In a completely unrolled design, there are no long lines.
The start vector is fed in on the left side, then the calculations percolate down to the right, and at the right a "matching" circuit determines if a "golden nonce" was found. There is no feedback from the right side to the left side.
Thus, while I do think that Bitfury's approach is EASIER (as one only has to worry about a few hundred wires and their associated delays, and not tens of thousands), I fail to see why it is inherently faster. I don't think it is inherently faster.
Maybe the Xilinx router goofs up wires that would be short and local and sends them the long way like a crooked cab driver an out-of-town tourist. But, to reiterate, a fully unrolled miner does not involve a feedback from the right side to the left side.
TheSeven said correctly - Spartan routing resources are ugly. no handy BENTQUADs etc.... plus 50% of Slices.X. adds up problems. With Artix my highest expectation 2x Spartan.... but I am afraid to make such predictions, because I've heard that on 28-nm chips there's even more problems with power distribution..... Do not want to make again troubles, like having estimation of 500 Mh/s per chip, then target of 400 Mh/s and finishing with 300 Mh/s.
About "there's no long lines" - I've already commented, but will try to draw it, where epic fail for parallel expander is exactly....
say computing w0+w1 and feeding to w9:
---+---------------------------------
---+---------------------------------
---+--------------------------------
---+-------------------------------
---+------------------------------
---+-----------------------------
---+----------------------------
---+----------------------------
---+---------------------------
w0 w1 w2 w3 w4 w5 w6 w7 w8 w9 w10 w11 w12 w13 w14 w15 w16
How many wires ? biggest cross-section just for that ? 9x32 bits :-)
The same happens when pushing w9 to w16... and w14 to w16...
Lazy to calculate - but near 512 bits cross-section...
And in Spartan-6 there's difficult to pass more than 256-bit cross-section in 8 slices height long-way (there's
32 QUAD routes per each switch - so 256-bits would use QUAD routes in horizontal case for 8 slices height).
Then what will happen - it will go to DOUBLE route, and will go wide outside of your round expander area slowing
down interconnect for other parts of design....
I've started with that :-( Plus it is a question how this design would survive reality that sha256 is VERY TOUGH TEST for bit error rates. even small infrequent errors are amplified by avalanche effect through rounds.

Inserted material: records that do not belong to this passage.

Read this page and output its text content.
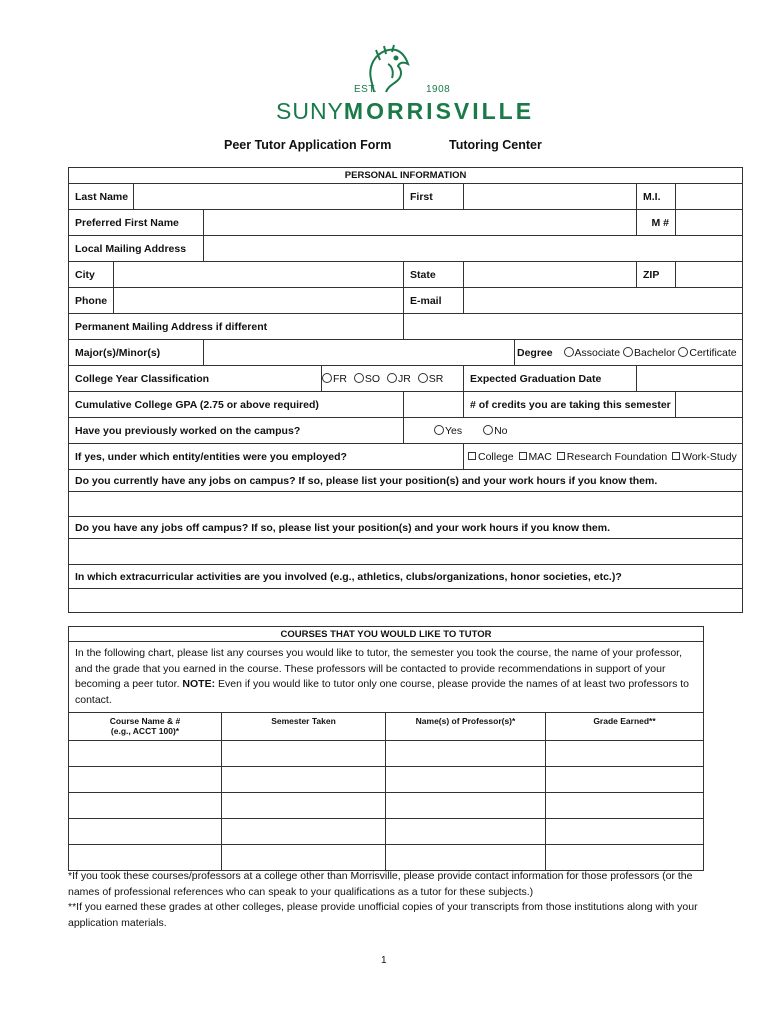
EST.	1908
SUNYMORRISVILLE
Peer Tutor Application Form	Tutoring Center
PERSONAL INFORMATION									
Last Name					First			M.I.	
Preferred First Name								M #	
Local Mailing Address									
City					State			ZIP	
Phone					E-mail				
Permanent Mailing Address if different									
Major(s)/Minor(s)							Degree Associate Bachelor Certificate		
College Year Classification				FR SO JR SR		Expected Graduation Date			
Cumulative College GPA (2.75 or above required)						# of credits you are taking this semester			
Have you previously worked on the campus?					Yes No				
If yes, under which entity/entities were you employed?						College MAC Research Foundation Work-Study			
Do you currently have any jobs on campus? If so, please list your position(s) and your work hours if you know them.									

Do you have any jobs off campus? If so, please list your position(s) and your work hours if you know them.									

In which extracurricular activities are you involved (e.g., athletics, clubs/organizations, honor societies, etc.)?									

COURSES THAT YOU WOULD LIKE TO TUTOR			
In the following chart, please list any courses you would like to tutor, the semester you took the course, the name of your professor, and the grade that you earned in the course. These professors will be contacted to provide recommendations in support of your becoming a peer tutor. NOTE: Even if you would like to tutor only one course, please provide the names of at least two professors to contact.			

Course Name & #
(e.g., ACCT 100)*	Semester Taken	Name(s) of Professor(s)*	Grade Earned**

*If you took these courses/professors at a college other than Morrisville, please provide contact information for those professors (or the names of professional references who can speak to your qualifications as a tutor for these subjects.)
**If you earned these grades at other colleges, please provide unofficial copies of your transcripts from those institutions along with your application materials.
1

with unrolled rounds however it is true - no problem there - it works like charm... unrolled design is also more compact than rolled one.... and rolled design within 240 slices is very difficult... even 248 would be easier. as in 240 I had to fight for each register, and reuse parts of logics to do other things.... in my design rounds only looks similar, but in reality there's 3 kinds of rounds with special cases. and they are different.
PS. You've answered before I written post... Anyway I think this will be helpful for those who try with parallel rounds... With ASICs it will do same mess BTW
lots of wires for round expander
+ lots of clock problems.
PPS. So getting quick and dense parallel design is tough task - that's why I respect this work!